Defense Secretary Lloyd Austin applauds President Joe Biden addresses a joint session of Congress, Wednesday, April 28, 2021, in the House Chamber at the U.S. Capitol in Washington.  (Jonathan Ernst/Pool via AP)
Defense Secretary Lloyd Austin applauds President Joe Biden addresses a joint session of Congress, Wednesday, April 28, 2021, in the House Chamber at the U.S. Capitol in Washington. (Jonathan Ernst/Pool via AP)

NAVAL STATION PEARL HARBOR, Hawaii – In his first major speech as Pentagon chief, Lloyd Austin on Friday called for developing a “new vision” for American defense in the face of emerging cyber and space threats and the prospect of fighting bigger wars.

Reflecting President Joe Biden's promise to put diplomacy first in dealing with foreign policy problems, Austin said the military should provide leverage that diplomats can use to prevent conflict.

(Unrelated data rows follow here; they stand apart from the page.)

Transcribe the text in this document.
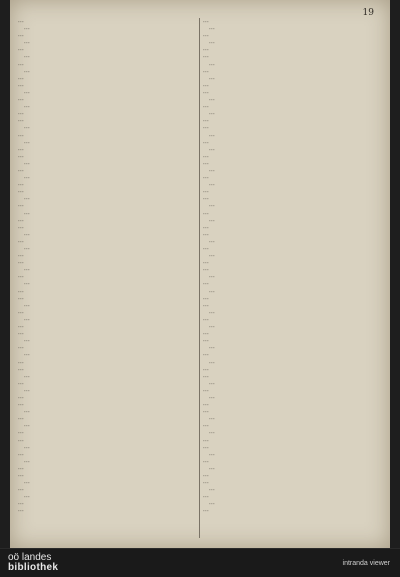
19
···
···
···
···
···
···
···
···
···
···
···
···
···
···
···
···
···
···
···
···
···
···
···
···
···
···
···
···
···
···
···
···
···
···
···
···
···
···
···
···
···
···
···
···
···
···
···
···
···
···
···
···
···
···
···
···
···
···
···
···
···
···
···
···
···
···
···
···
···
···
···
···
···
···
···
···
···
···
···
···
···
···
···
···
···
···
···
···
···
···
···
···
···
···
···
···
···
···
···
···
···
···
···
···
···
···
···
···
···
···
···
···
···
···
···
···
···
···
···
···
···
···
···
···
···
···
···
···
···
···
···
···
···
···
···
···
···
···
···
···
oö landes
bibliothek	intranda viewer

His comments suggested a contrast with what critics call the militarization of U.S. foreign policy in recent decades.

“U.S. military isn’t meant to stand apart, but to buttress U.S. diplomacy and advance a foreign policy that employs all of our instruments of national power,” Austin said.

He chose to spell out his ideas at Pearl Harbor, at the center of U.S. military power in the Indo-Pacific region, reflecting U.S. concerns that China's rapid modernization and growing assertiveness make it a powerful adversary. Notably, Austin in his speech did not explicitly mention China or North Korea.

In his first four-plus months as defense secretary, Austin has focused less on big policy pronouncements and more on immediate issues like the U.S. withdrawal from Afghanistan and internal issues like extremism in the military, as well as launching broad reviews of defense strategy.

Speaking with the USS Arizona Memorial and the Battleship Missouri Memorial in the background, Austin cautioned that the U.S. military cannot be satisfied with believing it is the strongest and most capability military in the world today — “not at a time when our potential adversaries are very deliberately working to blunt our edge.” He appeared to be referring to China, which other officials say has accelerated its military modernization and sped up its construction of a wide range of sophisticated weaponry while the U.S. was focused for two decades on combatting extremist groups like al-Qaida in Afghanistan and, more recently, the Islamic State group in Iraq and Syria.

Austin, who spent more than 40 years in the Army, including as the top American commander in Iraq during the last years of U.S. combat there, noted that he had spent most of the past two decades in “the last of the old wars.”

“The way that we fight the next major war is going to look very different from the way that we fought the last ones,” he said. “We all need to drive toward a new vision of what it means to defend our nation.”